Even if the Watson pressure reservoirs (h) are not anticipatory of appellant’s reseryoirs, claimed in said rejected claims, because of contact with the air and the other defects mentioned, we are of opinion that a pressure reservoir, such as appellant claims in said rejected claims, namely, an expansible reservoir 'filled with an insulating fluid and freed of air, is fully shown by the other references cited.
Bingay shows a transformer tank freed of air and full of insulating fluid, which by disclosed means, is capable of expansion and contraction to accommodate changes in temperature in the transformer tank.

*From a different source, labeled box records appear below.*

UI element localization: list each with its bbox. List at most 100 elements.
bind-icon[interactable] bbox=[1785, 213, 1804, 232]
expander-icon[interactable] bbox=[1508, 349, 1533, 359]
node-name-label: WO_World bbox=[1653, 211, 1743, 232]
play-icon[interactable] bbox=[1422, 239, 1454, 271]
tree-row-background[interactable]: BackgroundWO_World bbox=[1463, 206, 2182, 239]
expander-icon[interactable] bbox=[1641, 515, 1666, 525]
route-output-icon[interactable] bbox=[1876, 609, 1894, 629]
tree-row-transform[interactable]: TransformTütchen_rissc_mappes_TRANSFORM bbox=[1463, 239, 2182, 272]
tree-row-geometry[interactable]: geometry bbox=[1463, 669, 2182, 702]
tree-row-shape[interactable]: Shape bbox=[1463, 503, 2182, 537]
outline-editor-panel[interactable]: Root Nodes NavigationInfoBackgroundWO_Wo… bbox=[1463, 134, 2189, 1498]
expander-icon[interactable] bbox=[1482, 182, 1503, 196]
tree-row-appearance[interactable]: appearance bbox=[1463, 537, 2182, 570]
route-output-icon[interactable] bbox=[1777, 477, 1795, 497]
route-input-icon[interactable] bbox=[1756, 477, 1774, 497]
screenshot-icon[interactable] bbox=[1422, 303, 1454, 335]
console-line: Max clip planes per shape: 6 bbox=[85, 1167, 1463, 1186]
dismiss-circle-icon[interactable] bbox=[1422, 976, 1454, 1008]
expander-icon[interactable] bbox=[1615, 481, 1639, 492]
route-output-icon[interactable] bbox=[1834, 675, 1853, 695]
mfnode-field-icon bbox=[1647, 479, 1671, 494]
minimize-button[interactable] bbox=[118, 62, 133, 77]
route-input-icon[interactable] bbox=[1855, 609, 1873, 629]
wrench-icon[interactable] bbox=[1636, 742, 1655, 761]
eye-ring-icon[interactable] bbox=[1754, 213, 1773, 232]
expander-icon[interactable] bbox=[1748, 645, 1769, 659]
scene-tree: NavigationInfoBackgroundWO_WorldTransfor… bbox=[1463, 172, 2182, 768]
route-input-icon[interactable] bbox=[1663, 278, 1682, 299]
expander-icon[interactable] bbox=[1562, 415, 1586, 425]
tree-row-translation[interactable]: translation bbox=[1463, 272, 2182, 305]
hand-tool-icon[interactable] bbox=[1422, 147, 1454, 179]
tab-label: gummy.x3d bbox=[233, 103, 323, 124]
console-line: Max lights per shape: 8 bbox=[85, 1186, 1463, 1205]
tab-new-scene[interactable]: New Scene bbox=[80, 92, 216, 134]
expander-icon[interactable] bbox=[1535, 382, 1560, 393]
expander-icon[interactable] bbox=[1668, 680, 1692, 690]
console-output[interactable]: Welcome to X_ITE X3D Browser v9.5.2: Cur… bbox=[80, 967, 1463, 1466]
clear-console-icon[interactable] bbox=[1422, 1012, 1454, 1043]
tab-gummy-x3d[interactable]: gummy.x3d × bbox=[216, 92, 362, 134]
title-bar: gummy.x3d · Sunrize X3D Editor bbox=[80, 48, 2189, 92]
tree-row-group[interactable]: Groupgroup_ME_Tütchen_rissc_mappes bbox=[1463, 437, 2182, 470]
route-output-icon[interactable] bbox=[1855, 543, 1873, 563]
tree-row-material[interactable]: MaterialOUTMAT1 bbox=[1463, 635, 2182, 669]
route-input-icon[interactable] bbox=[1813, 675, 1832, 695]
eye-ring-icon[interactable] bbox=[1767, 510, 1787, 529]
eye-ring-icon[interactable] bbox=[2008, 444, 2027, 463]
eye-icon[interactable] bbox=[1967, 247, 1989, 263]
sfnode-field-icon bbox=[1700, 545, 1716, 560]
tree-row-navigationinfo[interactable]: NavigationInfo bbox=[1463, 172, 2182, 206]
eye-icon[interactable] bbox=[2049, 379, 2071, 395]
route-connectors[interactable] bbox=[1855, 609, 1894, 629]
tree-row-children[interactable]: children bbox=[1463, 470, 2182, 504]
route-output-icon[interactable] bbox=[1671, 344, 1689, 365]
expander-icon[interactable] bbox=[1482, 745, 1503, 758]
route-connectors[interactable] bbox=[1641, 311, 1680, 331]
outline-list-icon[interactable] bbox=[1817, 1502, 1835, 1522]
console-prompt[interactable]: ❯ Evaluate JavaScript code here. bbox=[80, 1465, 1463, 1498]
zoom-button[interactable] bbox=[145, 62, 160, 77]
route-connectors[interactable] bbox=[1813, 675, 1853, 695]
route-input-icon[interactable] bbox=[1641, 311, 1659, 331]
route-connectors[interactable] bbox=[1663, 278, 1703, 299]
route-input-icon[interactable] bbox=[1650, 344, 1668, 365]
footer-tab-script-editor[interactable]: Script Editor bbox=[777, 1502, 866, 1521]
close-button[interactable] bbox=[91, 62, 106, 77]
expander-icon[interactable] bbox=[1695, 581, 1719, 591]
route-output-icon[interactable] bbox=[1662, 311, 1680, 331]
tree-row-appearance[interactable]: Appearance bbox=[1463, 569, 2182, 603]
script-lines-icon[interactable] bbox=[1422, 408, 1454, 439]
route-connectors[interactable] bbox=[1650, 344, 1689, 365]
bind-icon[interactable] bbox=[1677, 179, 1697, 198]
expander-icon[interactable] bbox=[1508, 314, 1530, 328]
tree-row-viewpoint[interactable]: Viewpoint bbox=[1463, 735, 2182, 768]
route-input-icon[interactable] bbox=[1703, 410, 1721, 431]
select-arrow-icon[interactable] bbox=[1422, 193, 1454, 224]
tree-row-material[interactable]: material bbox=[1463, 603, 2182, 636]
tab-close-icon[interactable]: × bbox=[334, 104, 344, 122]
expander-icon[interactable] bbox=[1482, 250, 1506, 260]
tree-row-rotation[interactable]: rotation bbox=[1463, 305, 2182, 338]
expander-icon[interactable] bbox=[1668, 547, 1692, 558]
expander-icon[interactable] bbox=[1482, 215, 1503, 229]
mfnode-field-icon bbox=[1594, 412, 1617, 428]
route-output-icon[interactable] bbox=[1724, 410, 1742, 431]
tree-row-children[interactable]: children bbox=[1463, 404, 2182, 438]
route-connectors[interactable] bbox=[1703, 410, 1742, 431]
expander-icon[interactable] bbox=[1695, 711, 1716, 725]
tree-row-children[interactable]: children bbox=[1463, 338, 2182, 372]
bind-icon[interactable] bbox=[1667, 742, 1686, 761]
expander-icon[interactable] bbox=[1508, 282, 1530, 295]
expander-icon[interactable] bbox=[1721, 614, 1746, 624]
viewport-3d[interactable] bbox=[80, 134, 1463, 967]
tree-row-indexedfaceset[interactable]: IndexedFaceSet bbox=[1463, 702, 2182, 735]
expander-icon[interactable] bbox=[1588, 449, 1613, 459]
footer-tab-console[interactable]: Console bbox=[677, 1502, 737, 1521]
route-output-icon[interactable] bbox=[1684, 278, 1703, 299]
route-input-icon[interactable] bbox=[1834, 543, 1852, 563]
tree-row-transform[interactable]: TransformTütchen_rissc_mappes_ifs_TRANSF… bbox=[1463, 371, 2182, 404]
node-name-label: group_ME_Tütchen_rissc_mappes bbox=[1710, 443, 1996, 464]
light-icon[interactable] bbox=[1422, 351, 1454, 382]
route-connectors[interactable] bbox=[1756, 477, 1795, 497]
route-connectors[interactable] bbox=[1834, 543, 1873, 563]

[706]*706The reference Ober is particularly applicable. Ober shows an oil filled pressure tank of the bellows or expansive type, freed of air and sealed against the admission thereof, and which expands or contracts to accommodate the expansion of the insulating fluid inside the joint of a high voltage, single conductor cable.
These references disclose that the feeding reservoirs of the appellant are not new in the art. The combination which the appellant has made of his two types of reservoirs, one of which contains expansible air cells, has been claimed by him, and claims have been allowed him by the Patent Office therefor. These are based upon the specific structure disclosed by him. However, when his claims are so broad as to include a series of oil-filled, air freed reservoirs, without any further limitation therein, they invade a field already shown by the art.
Claim 17 has been rejected by the Board of Appeals for the reason, as it is said, “ Claim 17 is directed to the same structure but fails to state that the walls of the cell are flexible. This claim, therefore, appears to be merely an incomplete statement of the structure of claims 15 and 16 and is not regarded as patentably different therefrom, besides being incomplete as to an essential feature.” A reading of this claim discloses that, while the applicant is claiming pressure reservoirs which contain a plurality of sealed cells, the exterior walls of which are subjected to the pressure of the fluid in the casing, there is no statement-of what is contained within these cells, that the sealed cells are compressible, or the material or structure of the same. Hence, as the Board of Appeals has said, the statement of the claim is incomplete. Any sort of a sealed cell contained in the pressure reservoir would satisfy this language.
The decision of the Board of Appeals must, therefore, be, and is, affirmed.